On a related tip, Local Skills Improvement Plans (LSIPs) should be reformed into a way for employers and local tertiary providers to identify and meet skills needs within joined up regional industrial strategies. This is basically what LSIPs were designed to do back in 2022 – the twist is only STEM and technical/vocational courses would be permitted, which is bad news for employers with other skills needs.
When previously challenged on their definition of “elite” universities, civil servants were most helpful in their response, “ones we have heard of”. God help us.
I find it funny just how ridiculously utopian, unworkable and expensive these Tory plans to pointlessly cut the number of international students in the UK are. To meet their stupid and completely unreachable quota on immigration, they’re suggesting a regressive, colossally expensive and damaging reorganisation of not just HE but the entire British economy, including, it would seem, retraining millions of UK nationals. Sounds reasonable.
The UCAS point thing is just a demonstration that every single metric they’ve come up with to hammer post-92s has actually ended up showing how high-performing they are, which is funny.
It is a little unfair to say Nick Timothy *tried* to reform post-18 education.
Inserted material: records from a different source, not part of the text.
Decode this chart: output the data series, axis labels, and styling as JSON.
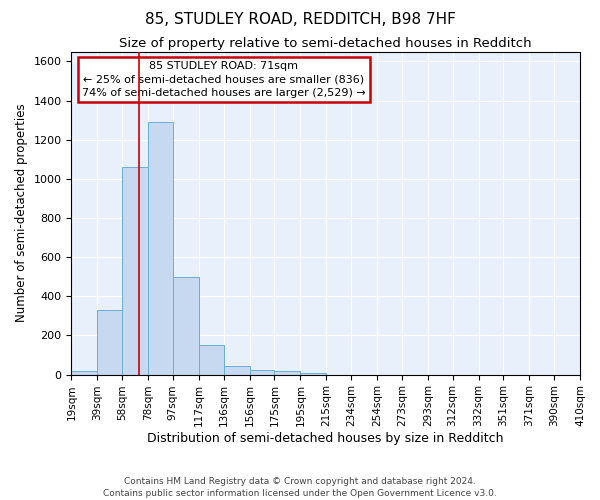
{
  "title": "85, STUDLEY ROAD, REDDITCH, B98 7HF",
  "subtitle": "Size of property relative to semi-detached houses in Redditch",
  "xlabel": "Distribution of semi-detached houses by size in Redditch",
  "ylabel": "Number of semi-detached properties",
  "footer_line1": "Contains HM Land Registry data © Crown copyright and database right 2024.",
  "footer_line2": "Contains public sector information licensed under the Open Government Licence v3.0.",
  "annotation_line1": "85 STUDLEY ROAD: 71sqm",
  "annotation_line2": "← 25% of semi-detached houses are smaller (836)",
  "annotation_line3": "74% of semi-detached houses are larger (2,529) →",
  "bin_edges": [
    19,
    39,
    58,
    78,
    97,
    117,
    136,
    156,
    175,
    195,
    215,
    234,
    254,
    273,
    293,
    312,
    332,
    351,
    371,
    390,
    410
  ],
  "bar_values": [
    20,
    330,
    1060,
    1290,
    500,
    150,
    45,
    25,
    20,
    10,
    0,
    0,
    0,
    0,
    0,
    0,
    0,
    0,
    0,
    0
  ],
  "bar_color": "#c6d9f0",
  "bar_edgecolor": "#6baed6",
  "vline_color": "#cc0000",
  "vline_sqm": 71,
  "annotation_box_edgecolor": "#cc0000",
  "bg_color": "#e8f0fb",
  "ylim": [
    0,
    1650
  ],
  "yticks": [
    0,
    200,
    400,
    600,
    800,
    1000,
    1200,
    1400,
    1600
  ],
  "title_fontsize": 11,
  "subtitle_fontsize": 9.5,
  "xlabel_fontsize": 9,
  "ylabel_fontsize": 8.5,
  "tick_fontsize": 7.5,
  "footer_fontsize": 6.5,
  "annot_fontsize": 8
}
He was instrumental in the inclusion of a commitment to “a major review of funding across tertiary education” in the 2017 Conservative manifesto with the aim of introducing Alison Wolf’s idea for “a single lifetime tertiary education entitlement” and better quality higher technical qualifications in the belief that this – when combined with minimum entry requirements for degrees – would change incentives for students and providers sufficiently to deliver his vision for (what he believes to be) a more effective higher education system, with far fewer people studying degrees and far more people studying shorter higher technical courses more closely linked to employer requirements.
The Augar Review – with Alison Wolf as the intellectual driver – delivered the desired recommendations which, eventually, were in large part accepted by government with cross-party support. The LLE is due to be implemented in 2025/26 and we shall see if it has the impact on the tertiary education sector which Nick Timothy hoped that it would, as he set out in this article back in in August 2017 https://www.telegraph.co.uk/news/2017/08/16/higher-education-has-become-unsustainable-young-people-know/
Discussing funding with a former DVC yesterday I can see this ending very badly, our Russell Group University makes a loss on everything across the board, teaching and research, only by having thousands of overseas students, with all the income that comes with them, does the University have enough money to deliver everything else, including UK student taught courses. The Government had better have funding available to replace the shortfall as unlike the ‘old’ Universities with huge land endowments and investments many newer, not just post ’92 universities, won’t survive if they don’t.
After all who wants to be treated by someone who did a well funded vocational degree like medicine (but as the article helpfully pointed out, the London School of Hygiene and Tropical Medicine will probably close as unable to recruit overseas students so that may cease to be a concern). What happens when something is high tariff and vocational at the same time? I’m sure they don’t want to cut funding to veterinary courses otherwise who will look after their polo ponies.